ORIGINAL RESEARCH PAPER ON DATASET
-
The HAM10000 ("Human Against Machine with 10000 training images") dataset is taken from kaggle.
-
We collected dermatoscopic images from different populations, acquired and stored by different modalities. The final dataset consists of 10015 dermatoscopic images which can serve as a training set for academic machine learning purposes.
-
Cases include a representative collection of all important diagnostic categories in the realm of pigmented lesions:
-
Actinic keratoses and intraepithelial carcinoma / Bowen's disease (akiec),
-
basal cell carcinoma (bcc),
-
benign keratosis-like lesions (solar lentigines / seborrheic keratoses and lichen-planus like keratoses, bkl),
-
dermatofibroma (df),
-
melanoma (mel),
-
melanocytic nevi (nv)
-
and vascular lesions (angiomas, angiokeratomas, pyogenic granulomas and hemorrhage, vasc).
-
More than 50% of lesions are confirmed through histopathology (histo), the ground truth for the rest of the cases is either follow-up examination (follow_up), expert consensus (consensus), or confirmation by in-vivo confocal microscopy (confocal).
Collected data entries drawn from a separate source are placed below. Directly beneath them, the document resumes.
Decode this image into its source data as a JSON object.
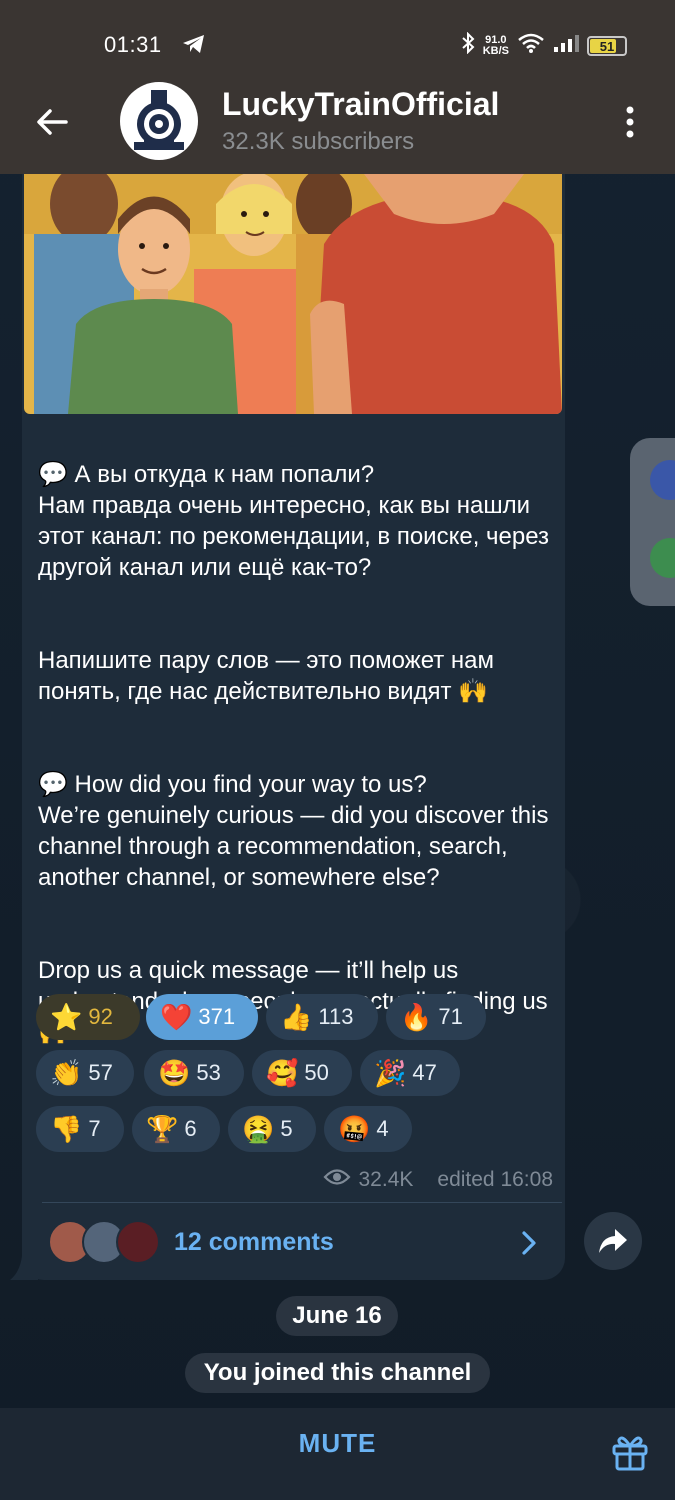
{
  "status_bar": {
    "time": "01:31",
    "speed_value": "91.0",
    "speed_unit": "KB/S",
    "battery": "51"
  },
  "header": {
    "channel_name": "LuckyTrainOfficial",
    "subscribers": "32.3K subscribers"
  },
  "message": {
    "paragraphs": [
      "💬 А вы откуда к нам попали?\nНам правда очень интересно, как вы нашли этот канал: по рекомендации, в поиске, через другой канал или ещё как-то?",
      "Напишите пару слов — это поможет нам понять, где нас действительно видят 🙌",
      "💬 How did you find your way to us?\nWe’re genuinely curious — did you discover this channel through a recommendation, search, another channel, or somewhere else?",
      "Drop us a quick message — it’ll help us understand where people are actually finding us 🙌"
    ],
    "reactions": [
      {
        "emoji": "⭐",
        "count": "92"
      },
      {
        "emoji": "❤️",
        "count": "371"
      },
      {
        "emoji": "👍",
        "count": "113"
      },
      {
        "emoji": "🔥",
        "count": "71"
      },
      {
        "emoji": "👏",
        "count": "57"
      },
      {
        "emoji": "🤩",
        "count": "53"
      },
      {
        "emoji": "🥰",
        "count": "50"
      },
      {
        "emoji": "🎉",
        "count": "47"
      },
      {
        "emoji": "👎",
        "count": "7"
      },
      {
        "emoji": "🏆",
        "count": "6"
      },
      {
        "emoji": "🤮",
        "count": "5"
      },
      {
        "emoji": "🤬",
        "count": "4"
      }
    ],
    "views": "32.4K",
    "edited": "edited 16:08",
    "comments": "12 comments"
  },
  "service": {
    "date": "June 16",
    "joined": "You joined this channel"
  },
  "bottom": {
    "mute_label": "MUTE"
  },
  "colors": {
    "accent": "#6ab2f2",
    "bubble": "#1e2c3a",
    "header": "#3a3532"
  }
}
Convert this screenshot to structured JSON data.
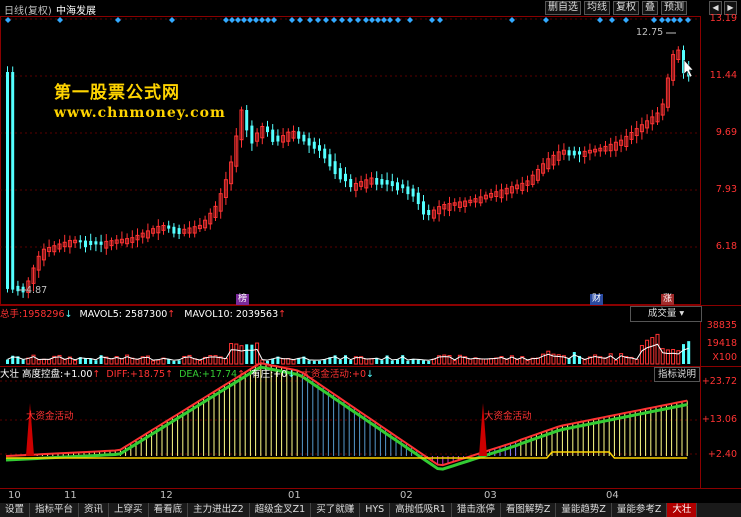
{
  "topbar": {
    "period": "日线(复权)",
    "stock": "中海发展",
    "buttons": [
      "删自选",
      "均线",
      "复权",
      "叠",
      "预测"
    ],
    "arrows": [
      "◀",
      "▶"
    ]
  },
  "watermark": {
    "line1": "第一股票公式网",
    "line2": "www.chnmoney.com"
  },
  "price_axis": [
    "13.19",
    "11.44",
    "9.69",
    "7.93",
    "6.18"
  ],
  "price_high": "12.75",
  "price_low": "4.87",
  "markers": {
    "m1": "榜",
    "m2": "财",
    "m3": "涨"
  },
  "volume": {
    "total_label": "总手:",
    "total_value": "1958296",
    "mavol5_label": "MAVOL5:",
    "mavol5_value": "2587300",
    "mavol10_label": "MAVOL10:",
    "mavol10_value": "2039563",
    "dropdown": "成交量",
    "axis": [
      "38835",
      "19418",
      "X100"
    ]
  },
  "indicator": {
    "name": "大壮",
    "items": [
      {
        "label": "高度控盘:",
        "value": "+1.00"
      },
      {
        "label": "DIFF:",
        "value": "+18.75"
      },
      {
        "label": "DEA:",
        "value": "+17.74"
      },
      {
        "label": "有庄:",
        "value": "+0"
      },
      {
        "label": "大资金活动:",
        "value": "+0"
      }
    ],
    "help_button": "指标说明",
    "axis": [
      "+23.72",
      "+13.06",
      "+2.40"
    ],
    "annotation": "大资金活动"
  },
  "xaxis": [
    "10",
    "11",
    "12",
    "01",
    "02",
    "03",
    "04"
  ],
  "tabs": [
    "设置",
    "指标平台",
    "资讯",
    "上穿买",
    "看看底",
    "主力进出Z2",
    "超级金叉Z1",
    "买了就赚",
    "HYS",
    "高抛低吸R1",
    "猎击涨停",
    "看图解势Z",
    "量能趋势Z",
    "量能参考Z",
    "大壮"
  ],
  "colors": {
    "up": "#ff3333",
    "down": "#54ffff",
    "accent": "#ffd400",
    "diff": "#ff3333",
    "dea": "#33cc33"
  }
}
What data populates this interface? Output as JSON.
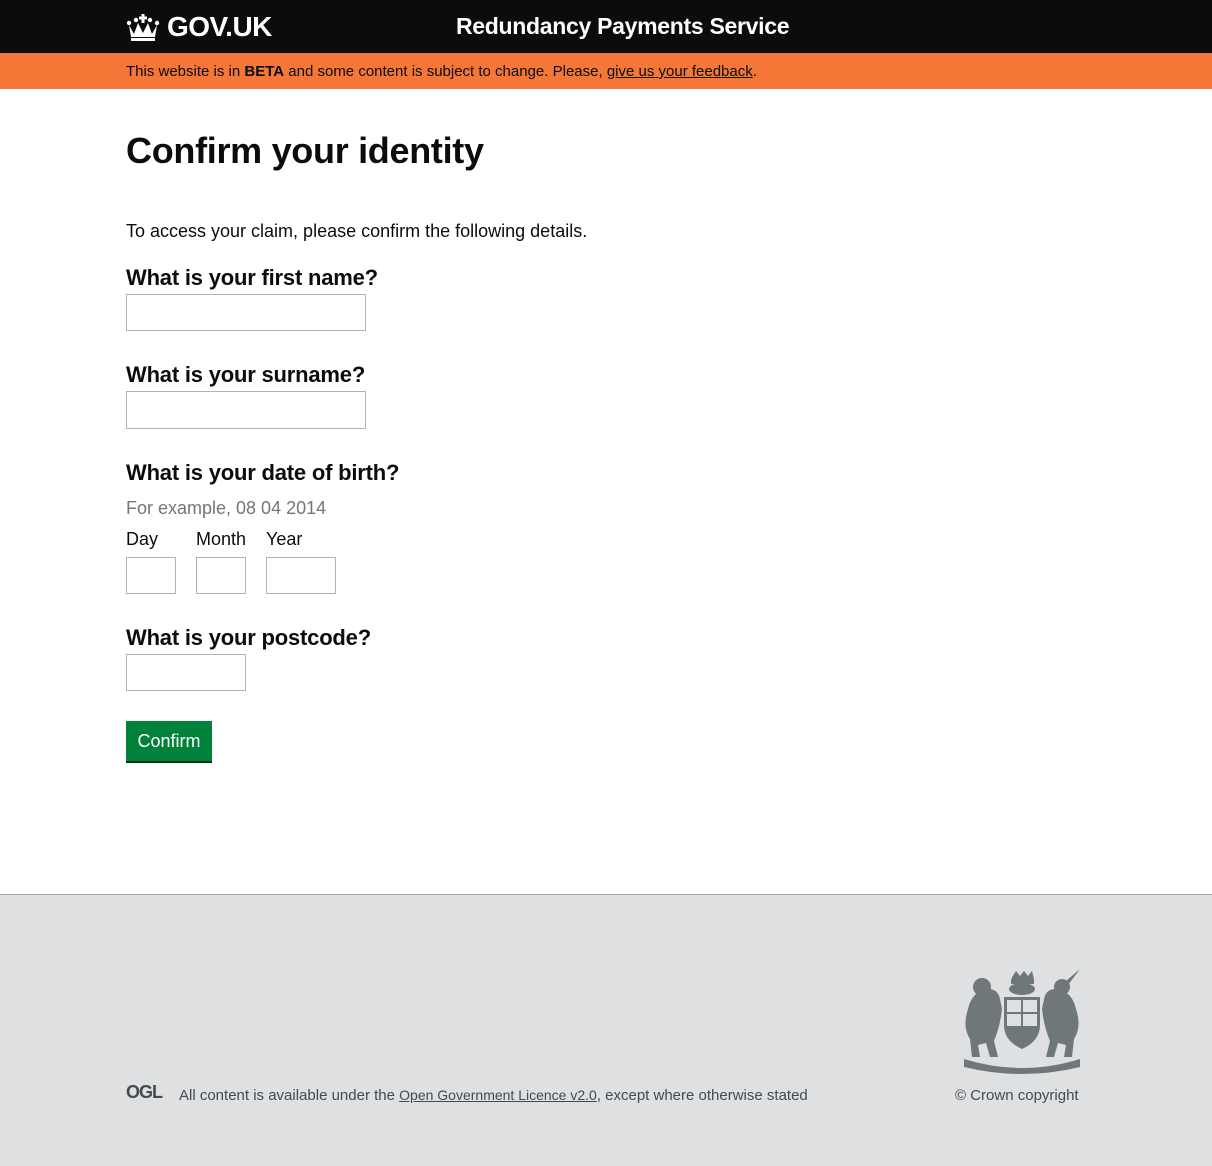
{
  "header": {
    "logo_text": "GOV.UK",
    "service_name": "Redundancy Payments Service"
  },
  "beta_banner": {
    "prefix": "This website is in ",
    "phase": "BETA",
    "middle": " and some content is subject to change. Please, ",
    "feedback_link": "give us your feedback",
    "suffix": "."
  },
  "main": {
    "title": "Confirm your identity",
    "intro": "To access your claim, please confirm the following details.",
    "first_name": {
      "question": "What is your first name?",
      "value": ""
    },
    "surname": {
      "question": "What is your surname?",
      "value": ""
    },
    "dob": {
      "question": "What is your date of birth?",
      "hint": "For example, 08 04 2014",
      "day_label": "Day",
      "month_label": "Month",
      "year_label": "Year",
      "day_value": "",
      "month_value": "",
      "year_value": ""
    },
    "postcode": {
      "question": "What is your postcode?",
      "value": ""
    },
    "confirm_label": "Confirm"
  },
  "footer": {
    "ogl_label": "OGL",
    "licence_prefix": "All content is available under the ",
    "licence_link": "Open Government Licence v2.0",
    "licence_suffix": ", except where otherwise stated",
    "copyright": "© Crown copyright"
  },
  "colors": {
    "header_bg": "#0b0c0c",
    "beta_bg": "#f47738",
    "button_bg": "#00823b",
    "footer_bg": "#dee0e2",
    "hint_text": "#6f777b"
  },
  "icons": {
    "logo": "crown-icon",
    "footer_licence": "ogl-logo-icon",
    "footer_crest": "royal-coat-of-arms-icon"
  }
}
The dataset includes lesions with multiple images, which can be tracked by the lesion_id-column within the HAM10000_metadata file.
The model is tested on 2 models. One is a Sequential model and second is a custom resnet model. The dataset does not have very hard images, hence the sequential model performs better than resnet model. We can also further conclude that the model can also be fine-tuned to perform and get better accuracy score.